I met a woman, years ago, who had hit a rough patch in life. She had been diagnosed with cancer and was undergoing treatment. Her husband had just had a heart attack. Not a good year for them, right? They weren’t coping; their worries for their own personal health issues were compounded by their fear for their partner. Their first inclination was to keep their fears to themselves, so as to not burden their spouse; after all, they had enough to deal with.
So who do you talk to when the one you’re most used to talking to is unavailable? I told her my secret for staying sane in bad times…journaling. I advised her to get a pretty hardcover or cheap paper notebook, it didn’t matter, hell, binder paper would work. The point was to put all those unspoken and swirling emotions on paper, hopefully to make some sense of them and, at the very least, find some comfort and relief in getting them out of her head.
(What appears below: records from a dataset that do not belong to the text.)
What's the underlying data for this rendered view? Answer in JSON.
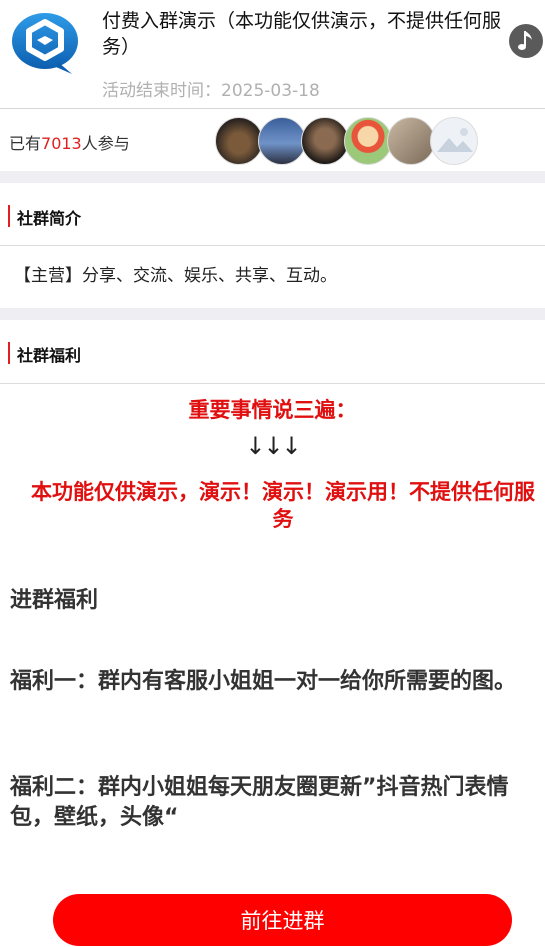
{
  "header": {
    "title": "付费入群演示（本功能仅供演示，不提供任何服务）",
    "end_time": "活动结束时间：2025-03-18"
  },
  "participants": {
    "prefix": "已有",
    "count": "7013",
    "suffix": "人参与",
    "avatars": [
      "avatar-dark-room",
      "avatar-sky",
      "avatar-person-sunglasses",
      "avatar-cartoon-boy",
      "avatar-girl",
      "avatar-placeholder-mountain"
    ]
  },
  "sections": {
    "intro_title": "社群简介",
    "intro_text": "【主营】分享、交流、娱乐、共享、互动。",
    "benefits_title": "社群福利"
  },
  "content": {
    "important": "重要事情说三遍：",
    "arrows": "↓↓↓",
    "notice": "本功能仅供演示，演示！演示！演示用！不提供任何服务",
    "join_benefit": "进群福利",
    "benefit1": "福利一：群内有客服小姐姐一对一给你所需要的图。",
    "benefit2": "福利二：群内小姐姐每天朋友圈更新”抖音热门表情包，壁纸，头像“"
  },
  "button": {
    "join": "前往进群"
  },
  "colors": {
    "accent_red": "#ff0000",
    "logo_blue": "#1a7fd4"
  }
}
This kind of journaling is not to be shared. It’s an opportunity to sort out feelings, be angry, spew out negative thoughts, whatever you need. I can’t tell you the number of times I’ve written myself into a state of calm and acceptance, and, I’m sorry to say, might have attained this by dumping on others, on paper. None of that was ever meant to be read by anyone else, and it has all been shredded, so it never will be. But writing things down, venting, if you like, is a much kinder and safer way of dealing with things than to actually say the words to someone and have to live with regret.
I wanted to help this woman and sent her a pair of journals to get her started. When I met her a year later she told me that journaling had been a lifesaver for them and greatly affected how they coped with all the stresses they’d faced.
In the book ‘The Artist’s Way’ the author talks about daily notes. It’s basically the same theory as my journaling only for dealing with a creative block. I was given the book as a gift, as I had not painted in a year and was struggling to find my way back to it. I read the book and did all the exercises the author suggested, including the three pages of daily notes.
Write whatever comes into your head, the book instructed. In the beginning, I wrote things like ‘I have to write these damn pages and who cares what I write, I need to shop, wouldn’t it be nice if the weather cleared…you get the idea. It was drivel, nonsense, and it was done out of a sense of duress. But it worked. Within a very short time my notes were all about creativity, short poems, sketches for future art work, and my tension over losing my artistic ability was gone, and I found myself painting again. The style might have been different, but that was okay, I was painting.
I still have notebooks galore, full of art ideas, story lines, maybe just words or phrases I like. When I have the need for that other kind of journaling, the need to vent kind, I do it in a story, anonymously of course.